Jamie Duffy | The Journal Gazette Don Thang shakes the hand of her husband, Hau Thang, after he is sworn in as a Fort Wayne police officer. He is one of the first two Burmese officers to be sworn in by the department.
Jamie Duffy | The Journal Gazette Elliott McGill gets some help Thursday from his mother, Chelsea McGill, as he pins the badge on the uniform of his father, Matthew McGill, at the 63rd recruit class graduation ceremony.
Jamie Duffy | The Journal Gazette Lexie Fretz pins the badge on husband Joshua Fretz at the 63rd Recruit Class Graduation Ceremony on Thursday.
Jamie Duffy | The Journal Gazette New police officer Stephanie Reid gets a hug from her boyfriend, Jason Durnell, once he pinned on her badge at the 63rd Recruit Class Graduation Ceremony for the Fort Wayne Police Department.
Friday, June 29, 2018 1:00 am
2 Burmese officers join city police force, a first
JAMIE DUFFY | The Journal Gazette
The Fort Wayne Police Department swore in two Burmese recruits for the first time at its 63rd recruit class graduation ceremony Thursday.
The ceremony held at IPFW's Rhinehart Music Hall attracted more than 200 law enforcement, family and friends to welcome the 21 recruits.
The number of Fort Wayne police officers now stands at 473, the target number of officers the department needs, according to Chief Steve Reed.
Although Reed and Assistant Chief Karl Niblick couldn't say whether the class was the most diverse demographically, they agreed the class represents a number of Fort Wayne communities.
Capt. Scott W. Berning said in addition to the two Burmese men, recruits included one black female police officer, three who speak Spanish and two white female officers.
Berning and other speakers – Mayor Tom Henry and Paul Whitesell, the executive director of the Indiana Law Enforcement Academy – spoke about the grueling training the officers have undergone since early February.
In the end, the class scored an overall test score of 92.58 percent, slightly higher than last year's class of 26 new officers, who scored an overall 92 percent, Berning said.
Besides academics, each recruit had to be able to do 50 situps in one minute, 45 pushups in one minute, jump vertically 20 inches or higher, run the 300-meter dash in 50 seconds or less and run 11/2 miles in 111/2 minutes or less.
The academic award went to Drew Wheeler, whose overall test score average was 95.9 percent.

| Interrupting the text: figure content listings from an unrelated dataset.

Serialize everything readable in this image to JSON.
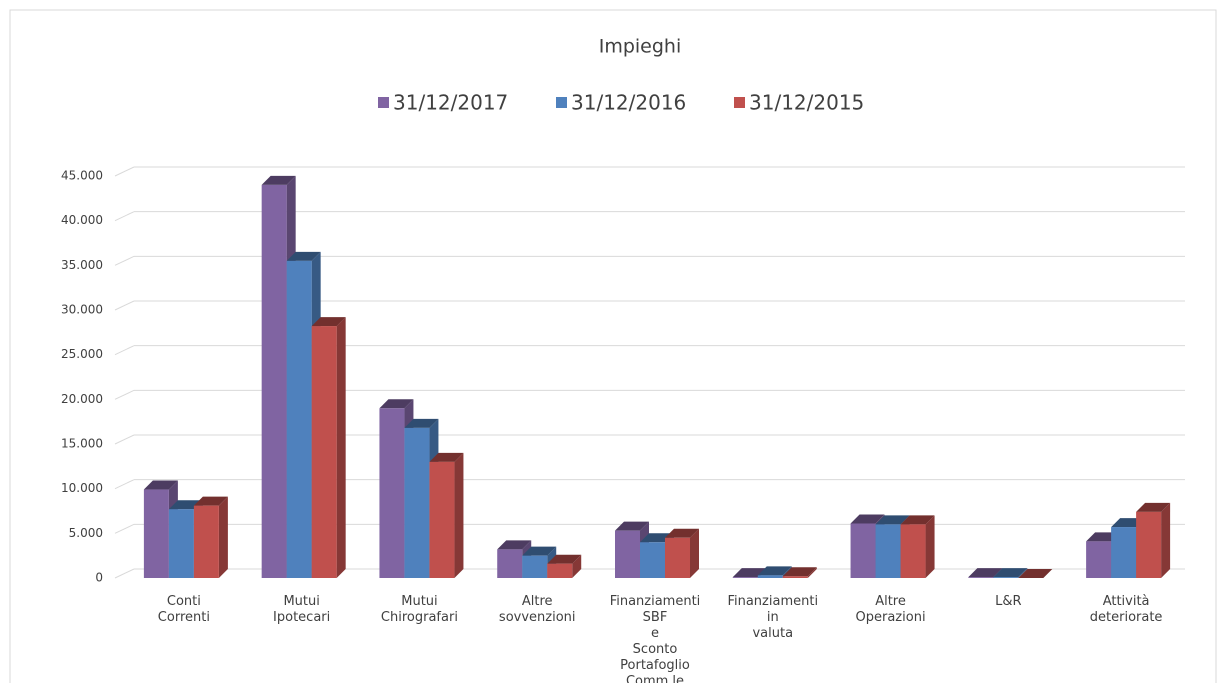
{
  "chart_data": {
    "type": "bar3d",
    "title": "Impieghi",
    "categories": [
      "Conti Correnti",
      "Mutui Ipotecari",
      "Mutui Chirografari",
      "Altre sovvenzioni",
      "Finanziamenti SBF e Sconto Portafoglio Comm.le",
      "Finanziamenti in valuta",
      "Altre Operazioni",
      "L&R",
      "Attività deteriorate"
    ],
    "series": [
      {
        "name": "31/12/2017",
        "color": "#8064a2",
        "values": [
          9900,
          44000,
          19000,
          3200,
          5300,
          100,
          6100,
          100,
          4100
        ]
      },
      {
        "name": "31/12/2016",
        "color": "#4f81bd",
        "values": [
          7700,
          35500,
          16800,
          2500,
          4000,
          300,
          6000,
          100,
          5700
        ]
      },
      {
        "name": "31/12/2015",
        "color": "#c0504d",
        "values": [
          8100,
          28200,
          13000,
          1600,
          4500,
          200,
          6000,
          0,
          7400
        ]
      }
    ],
    "ylim": [
      0,
      45000
    ],
    "yticks": [
      0,
      {
        "value": 5000,
        "label": "5.000"
      },
      {
        "value": 10000,
        "label": "10.000"
      },
      {
        "value": 15000,
        "label": "15.000"
      },
      {
        "value": 20000,
        "label": "20.000"
      },
      {
        "value": 25000,
        "label": "25.000"
      },
      {
        "value": 30000,
        "label": "30.000"
      },
      {
        "value": 35000,
        "label": "35.000"
      },
      {
        "value": 40000,
        "label": "40.000"
      },
      {
        "value": 45000,
        "label": "45.000"
      }
    ],
    "grid": true,
    "legend": "top"
  }
}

Michael Diaz was awarded the Top Gun Award; Anthony Krock set recruit records in pushups and the 11/2-mile run and received the Physical Fitness Award; and Kaitlyn Thomas set a female recruit record for 80 pushups in one minute, Berning said.
Don Thang, wife of Burmese recruit Hau L. Thang, brought her three young children to the ceremony and took 4-year-old Zoen Spurgeon Thang and infant Thangkhawn Macarthur Thang on stage to pin her husband's new police badge onto his uniform. Their sister Niangit Kim was too shy to go up on stage.
Hau Thang was surrounded by family after the ceremony. His family came directly from Myanmar, whereas his wife came from a refugee camp in Malaysia, they said.
“I was happy for him,” Don Thang said. “Whatever he wants to do.”
Stephanie Reid, a 23-year-old Snider High School graduate, was pinned by her boyfriend, Jason Durnell.
“It's what I always wanted to do when I was little,” said Reid, who will finish her criminal justice degree at Purdue Fort Wayne.
She may be getting married soon, too. “I'm probably going to propose soon,” Durnell said. “We've been looking at rings.”
During the ceremony, the recruits sat motionless, legs apart with their hands on their knees.
“You're asked to put your life in front of others,” Reed told them. “And for that, we're always in gratitude.”